Jason Spezza is not happy he was not among the 47 players invited to the Canadian Olympic men’s hockey team camp, starting in a couple of weeks.
There is still a chance, albeit a small one, he could play his way to the 2014 Sochi Winter Olympics, although it looks like he will have to content himself with another honour up for grabs.
Daniel Alfredsson’s shocking exit from the Ottawa Senators last month, after 17 seasons with the NHL club, means the team needs a new captain. Spezza, who turned 30 in June, is the logical choice for Sens general manager Bryan Murray and head coach Paul MacLean.
The Senators are the only NHL team Spezza has played for and he is one of their longest-serving veterans, with 10 seasons under his belt. Along with being one of the teams’ top scorers in that period, Spezza grew from an offence-only teenager to one of the team’s leaders in that period. But he gives the impression he has not spent the summer lobbying for the gig.

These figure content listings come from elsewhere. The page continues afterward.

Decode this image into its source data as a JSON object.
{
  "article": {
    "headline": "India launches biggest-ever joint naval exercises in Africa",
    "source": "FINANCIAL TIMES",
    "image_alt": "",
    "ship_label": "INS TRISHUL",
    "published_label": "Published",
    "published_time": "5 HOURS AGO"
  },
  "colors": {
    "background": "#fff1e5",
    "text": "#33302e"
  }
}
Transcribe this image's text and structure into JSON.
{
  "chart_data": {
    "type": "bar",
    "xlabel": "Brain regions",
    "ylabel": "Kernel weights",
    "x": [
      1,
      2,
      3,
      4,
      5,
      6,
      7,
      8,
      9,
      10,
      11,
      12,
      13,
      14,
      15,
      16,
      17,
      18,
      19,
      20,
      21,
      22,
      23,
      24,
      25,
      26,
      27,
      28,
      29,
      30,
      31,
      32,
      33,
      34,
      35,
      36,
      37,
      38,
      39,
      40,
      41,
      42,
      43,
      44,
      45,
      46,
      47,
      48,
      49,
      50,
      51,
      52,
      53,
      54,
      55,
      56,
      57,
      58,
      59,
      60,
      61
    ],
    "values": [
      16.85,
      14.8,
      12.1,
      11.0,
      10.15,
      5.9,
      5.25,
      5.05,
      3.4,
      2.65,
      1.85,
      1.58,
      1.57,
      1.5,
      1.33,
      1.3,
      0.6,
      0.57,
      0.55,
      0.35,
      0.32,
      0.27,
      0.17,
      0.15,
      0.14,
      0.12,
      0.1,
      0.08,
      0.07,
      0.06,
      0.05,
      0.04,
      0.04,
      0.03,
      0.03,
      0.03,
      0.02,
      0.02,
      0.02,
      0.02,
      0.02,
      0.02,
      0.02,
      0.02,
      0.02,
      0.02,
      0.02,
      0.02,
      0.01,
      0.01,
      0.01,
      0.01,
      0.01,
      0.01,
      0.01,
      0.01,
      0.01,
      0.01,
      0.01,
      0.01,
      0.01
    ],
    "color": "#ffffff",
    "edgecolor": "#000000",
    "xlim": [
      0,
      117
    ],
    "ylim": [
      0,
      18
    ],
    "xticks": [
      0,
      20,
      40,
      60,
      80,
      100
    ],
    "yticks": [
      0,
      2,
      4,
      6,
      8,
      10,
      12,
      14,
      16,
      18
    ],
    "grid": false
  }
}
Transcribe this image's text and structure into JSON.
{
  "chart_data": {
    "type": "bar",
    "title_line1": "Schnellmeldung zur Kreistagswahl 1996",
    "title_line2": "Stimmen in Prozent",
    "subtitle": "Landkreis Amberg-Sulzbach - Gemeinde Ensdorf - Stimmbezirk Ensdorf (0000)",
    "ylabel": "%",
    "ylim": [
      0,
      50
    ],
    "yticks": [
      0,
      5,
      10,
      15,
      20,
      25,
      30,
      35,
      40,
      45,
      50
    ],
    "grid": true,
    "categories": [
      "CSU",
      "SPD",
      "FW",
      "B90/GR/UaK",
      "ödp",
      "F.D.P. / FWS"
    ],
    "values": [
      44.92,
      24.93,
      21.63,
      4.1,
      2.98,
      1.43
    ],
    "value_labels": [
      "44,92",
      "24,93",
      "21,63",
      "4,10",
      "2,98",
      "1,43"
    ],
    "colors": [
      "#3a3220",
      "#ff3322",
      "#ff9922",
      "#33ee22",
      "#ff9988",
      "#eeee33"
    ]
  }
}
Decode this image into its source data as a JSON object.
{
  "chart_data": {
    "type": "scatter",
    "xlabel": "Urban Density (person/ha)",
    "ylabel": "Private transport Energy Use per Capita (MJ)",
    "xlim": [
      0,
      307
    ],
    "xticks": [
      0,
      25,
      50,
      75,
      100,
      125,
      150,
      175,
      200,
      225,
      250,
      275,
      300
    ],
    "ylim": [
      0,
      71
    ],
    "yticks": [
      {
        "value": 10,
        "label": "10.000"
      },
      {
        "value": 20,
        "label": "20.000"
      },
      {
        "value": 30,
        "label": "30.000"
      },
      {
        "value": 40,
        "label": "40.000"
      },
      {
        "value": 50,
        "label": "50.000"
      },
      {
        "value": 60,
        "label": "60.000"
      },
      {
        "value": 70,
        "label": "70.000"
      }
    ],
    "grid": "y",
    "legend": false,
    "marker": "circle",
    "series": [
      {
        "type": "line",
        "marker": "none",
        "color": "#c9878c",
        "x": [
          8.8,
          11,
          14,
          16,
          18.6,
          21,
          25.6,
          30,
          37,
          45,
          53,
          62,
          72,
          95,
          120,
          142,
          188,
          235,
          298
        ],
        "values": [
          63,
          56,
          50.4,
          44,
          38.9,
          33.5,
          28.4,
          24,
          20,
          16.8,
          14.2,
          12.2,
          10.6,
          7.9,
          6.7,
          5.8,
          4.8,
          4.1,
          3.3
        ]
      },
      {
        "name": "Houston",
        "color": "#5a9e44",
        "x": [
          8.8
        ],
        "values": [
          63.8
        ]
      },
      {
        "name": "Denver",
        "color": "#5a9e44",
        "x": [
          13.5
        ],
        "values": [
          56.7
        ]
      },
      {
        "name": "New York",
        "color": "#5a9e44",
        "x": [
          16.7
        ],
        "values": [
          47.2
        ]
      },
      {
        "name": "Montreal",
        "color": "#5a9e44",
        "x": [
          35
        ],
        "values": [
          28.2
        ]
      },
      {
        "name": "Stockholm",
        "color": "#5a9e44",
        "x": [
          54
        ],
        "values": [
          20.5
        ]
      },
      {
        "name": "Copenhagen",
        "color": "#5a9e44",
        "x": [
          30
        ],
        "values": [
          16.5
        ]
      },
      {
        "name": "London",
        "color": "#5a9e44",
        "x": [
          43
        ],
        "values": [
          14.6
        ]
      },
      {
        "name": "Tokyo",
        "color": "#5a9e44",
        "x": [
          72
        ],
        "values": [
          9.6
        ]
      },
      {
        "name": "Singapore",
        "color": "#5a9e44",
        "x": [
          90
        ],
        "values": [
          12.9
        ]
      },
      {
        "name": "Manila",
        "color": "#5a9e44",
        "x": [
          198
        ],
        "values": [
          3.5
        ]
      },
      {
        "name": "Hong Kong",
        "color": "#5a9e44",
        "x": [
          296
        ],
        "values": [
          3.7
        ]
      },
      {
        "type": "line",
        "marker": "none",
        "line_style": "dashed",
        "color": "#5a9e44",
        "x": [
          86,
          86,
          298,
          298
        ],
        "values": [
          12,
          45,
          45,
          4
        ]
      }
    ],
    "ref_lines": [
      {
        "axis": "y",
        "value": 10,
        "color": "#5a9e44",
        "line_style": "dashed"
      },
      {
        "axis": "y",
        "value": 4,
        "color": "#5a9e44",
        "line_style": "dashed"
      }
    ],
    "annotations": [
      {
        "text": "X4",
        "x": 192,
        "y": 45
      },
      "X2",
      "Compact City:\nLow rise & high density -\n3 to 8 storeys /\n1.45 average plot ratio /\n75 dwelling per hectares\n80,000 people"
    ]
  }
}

“I don’t know what’s going to happen, but I don’t think it will change much,” Spezza said between practice sessions Friday at the NHL Players’ Association’s All-Canadians Mentorship Camp for teenage players at the Hershey Centre in Mississauga.
“I’ve been a leader in our room for a few years now,” the centre added. “If I become captain, I’ll be excited and it’s a great honour. If I don’t, I’ll continue leading, so we’ll wait and see what happens.”
The Olympic snub from Team Canada GM Steve Yzerman, head coach Mike Babcock and their staff appears to be the more burning issue for Spezza. But he had to contend both with Canada’s depth at centre – a dozen men who play the position most of the time were invited to the Calgary camp – and the fact he missed 43 of last season’s lockout-shortened schedule of 48 games with a back injury.
“I was upset, definitely,” Spezza said. “I knew I missed the year last year, but I was hoping they would look at my whole body of work. It just gives me a little more motivation to prove them wrong.”
A team official called Spezza before the invite list was made public to explain the decision. He was told he remains in consideration for a spot come February, but does not sound like he is counting on it.
“It was a pretty short conversation,” Spezza said. “Who knows? I’m not going to lose sleep over it. They will bring the best players [in February]. It may not be me but you can’t control it.”
The sleepless nights were saved for the effects of Alfredsson’s departure. Spezza spoke to Alfredsson shortly before and after his decision to sign a free-agent contract with the Detroit Red Wings and was as shocked as anyone else. He declined to speculate about what may or may not have transpired between his friend and Senators management.
“I wasn’t involved enough to know the reasons why it wasn’t saveable,” Spezza said. “Other than the call from Alfie, I had no idea what was going on.”
But that pain, too, has a flip side, as Murray recovered from Alfredsson’s departure by pulling off a trade with the Anaheim Ducks for winger Bobby Ryan. He is 14 years younger than Alfredsson, who is 40, and has hit his stride as a big, mobile 30-goal scorer.
Spezza has spoken to Ryan several times and says he is excited about getting a more prominent role with the Senators after playing third fiddle to Ryan Getzlaf and Corey Perry in Anaheim.
“[Ryan] may have felt the odd man out at times,” Spezza said. “That’s not going to be the way with our team. He’ll be the go-to guy.”
Spezza says he has no lingering effects from his back injury. The lingering-effects department will mostly concern the loss of Alfredsson, the franchise’s most important leader since it joined the NHL 21 years ago.
“He was an icon in the city,” Spezza said. “The off-ice effect will be the greatest [on the team]. You lose that but you bring in some youthful legs that can score some goals, so on the ice I believe we’ve improved.
“We’ll have to talk about the Alfie stuff at the beginning of the year and not have it be a distraction.”